P OLITICAL uncertainty during May caused a big jump in the rate of inflation and

the flight of foreign currency deposits, according to the National Bank of

Cambodia's latest monthly economic bulletin.

The government's plan to

contain inflation to 10 percent this year has been knocked way off course by the

turbulence associated with the Khmer Rouge's April/May offensive which

threatened second city Battambang.

The Consumer Price Index shot up by

5.73 percent in May taking total inflation for the first five months of the year

up to 13.7 percent. The large increase follows a rise of 3.64 percent in April,

which was also attributed to political uncertainty.

The Khmer Rouge

recaptured their headquarters at Pailin in April in a big blow to the Royal

Government.

The report attributed 37 percent of the rise in the CPI in

May to higher rice prices, with some speculative hoarding.

The upsurge

in fighting led to the closure of the vital border crossing with Thailand at

Poipet-Aranyaprathet, choking off supply and causing prices to

rise.

Jittery depositors withdrew 31.9 percent of all foreign currency

held in the banking system during May, the report shows, causing a 34.4 percent

or 78 billion riel drop in money supply as measured by quasi money.

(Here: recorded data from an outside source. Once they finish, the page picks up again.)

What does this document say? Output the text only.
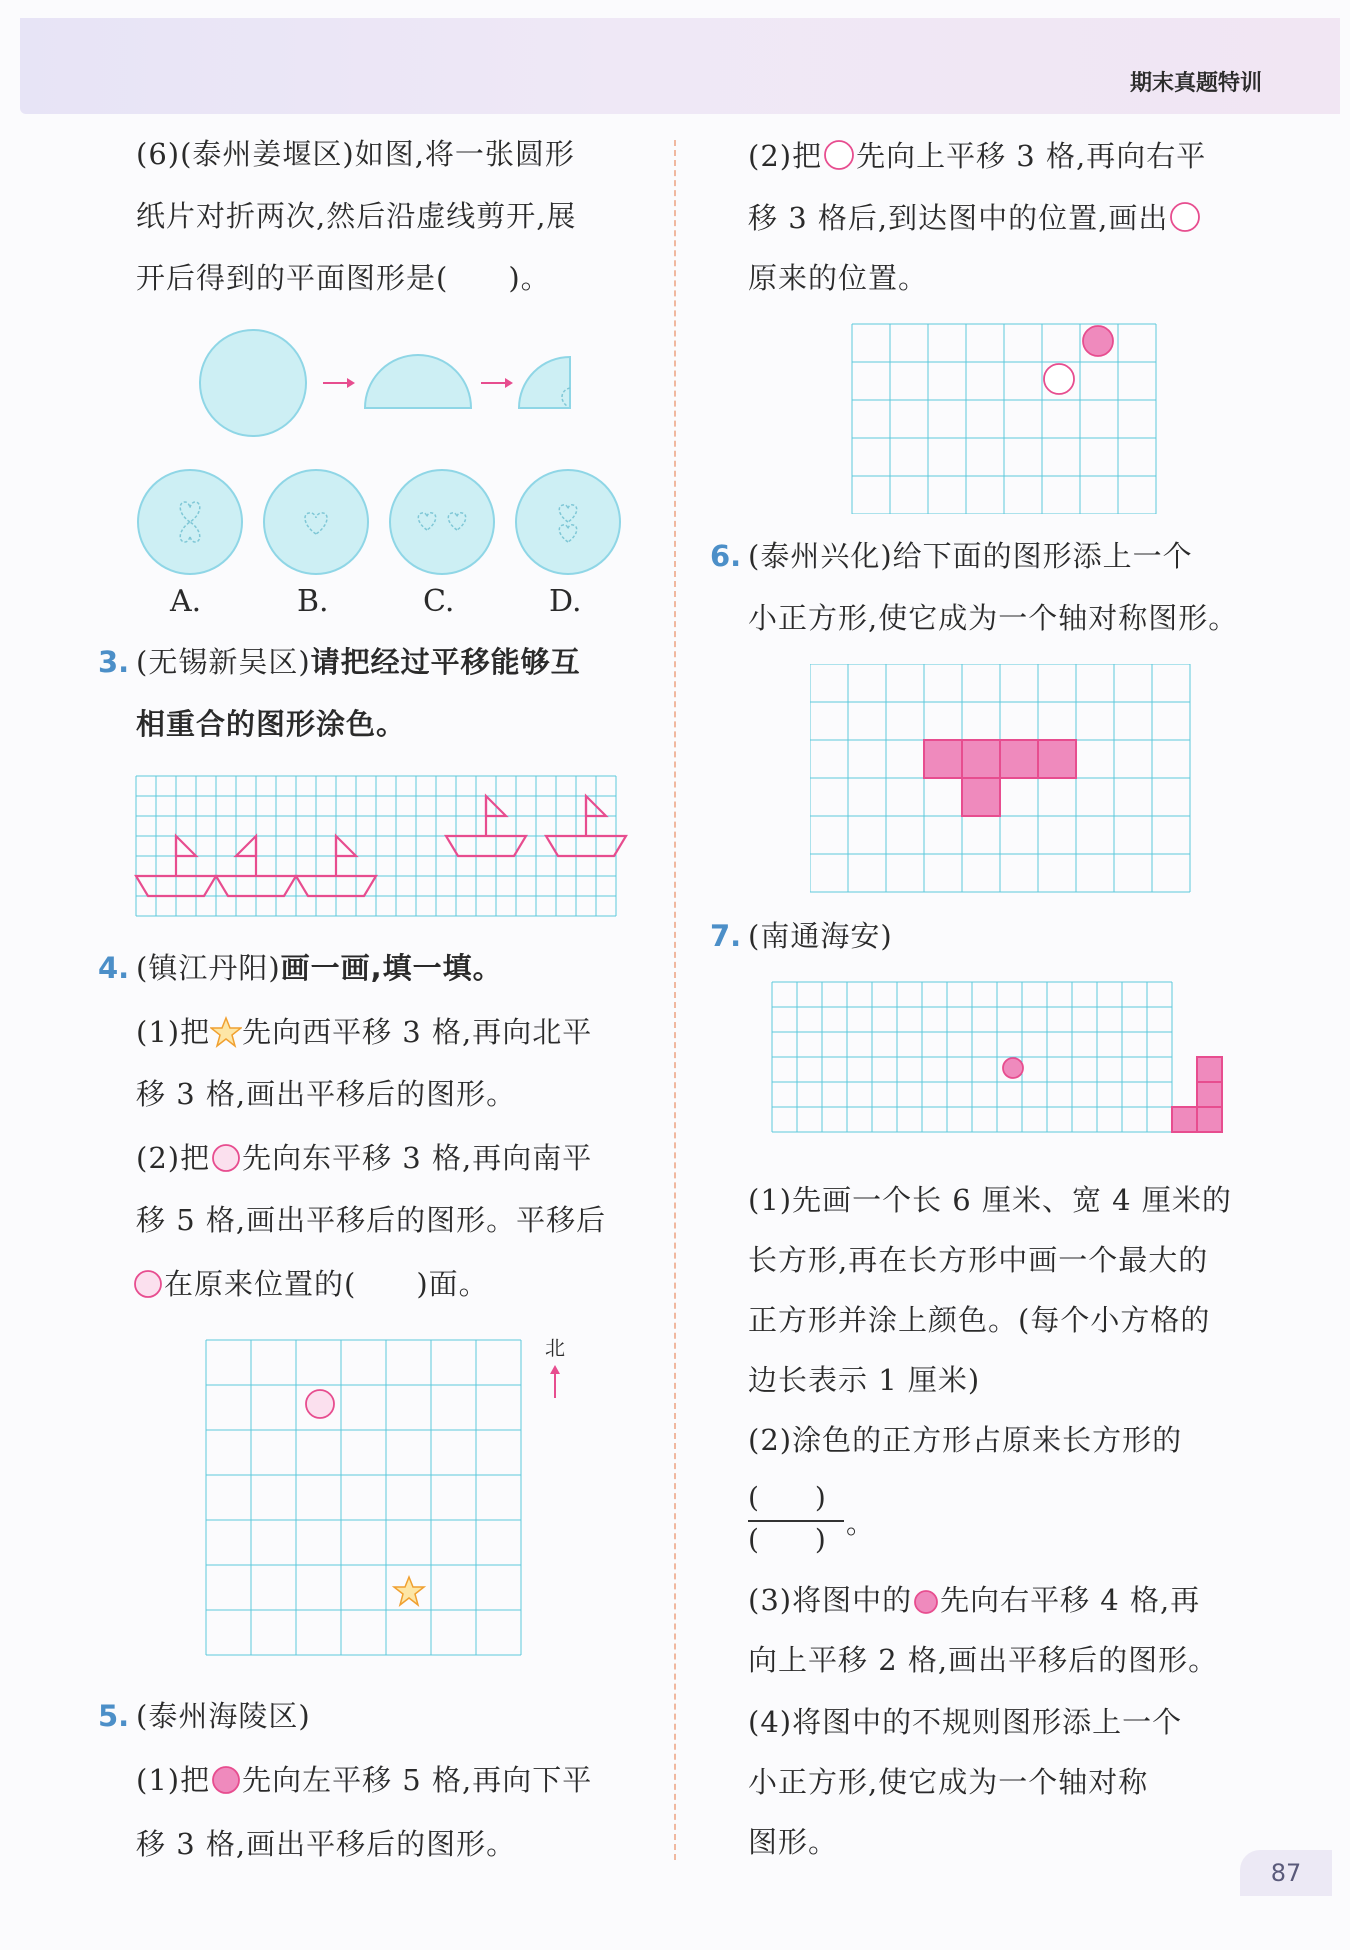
期末真题特训
(6)(泰州姜堰区)如图,将一张圆形
纸片对折两次,然后沿虚线剪开,展
开后得到的平面图形是(　　)。
A.	B.	C.	D.
3. (无锡新吴区)请把经过平移能够互
相重合的图形涂色。
4. (镇江丹阳)画一画,填一填。
(1)把 先向西平移 3 格,再向北平
移 3 格,画出平移后的图形。
(2)把 先向东平移 3 格,再向南平
移 5 格,画出平移后的图形。平移后
在原来位置的(　　)面。
北
5. (泰州海陵区)
(1)把 先向左平移 5 格,再向下平
移 3 格,画出平移后的图形。
(2)把 先向上平移 3 格,再向右平
移 3 格后,到达图中的位置,画出
原来的位置。
6. (泰州兴化)给下面的图形添上一个
小正方形,使它成为一个轴对称图形。
7. (南通海安)
(1)先画一个长 6 厘米、宽 4 厘米的
长方形,再在长方形中画一个最大的
正方形并涂上颜色。(每个小方格的
边长表示 1 厘米)
(2)涂色的正方形占原来长方形的
(　　)
(　　) 。
(3)将图中的 先向右平移 4 格,再
向上平移 2 格,画出平移后的图形。
(4)将图中的不规则图形添上一个
小正方形,使它成为一个轴对称
图形。
87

Overall money supply, which had been growing by an average of 7.5

percent during the first four months, fell by 19.3 percent in May, largely

because of the widespread withdrawals in foreign assets from the banking

system.

The riel also softened further against the dollar during May,

losing 1.8 percent in value to reach 2,565 to the dollar.

The weakening

followed a 1.6 percent loss in value by the riel in April. In contrast gold

prices went up by 0.9 percent to 115,000 riel per chi.

The report

applauded the government for a further small fall in credit to the banking

system from 88 billion riel in April to 85 billion in May.

But there was

a huge deterioration in net foreign assets during May, from 266.5 to 185.3

billion riel, a fall of 30.4 percent, or 81 billion riel.

This was due to

foreign liabilities ballooning by 50 percent or 114 billion riel.

The

main factor behind this rise was the government borrowing from non-bank

institutions overseas, the report said. The increase in borrowing abroad was

partially offset by an increase of 33 billion riel in gross assets.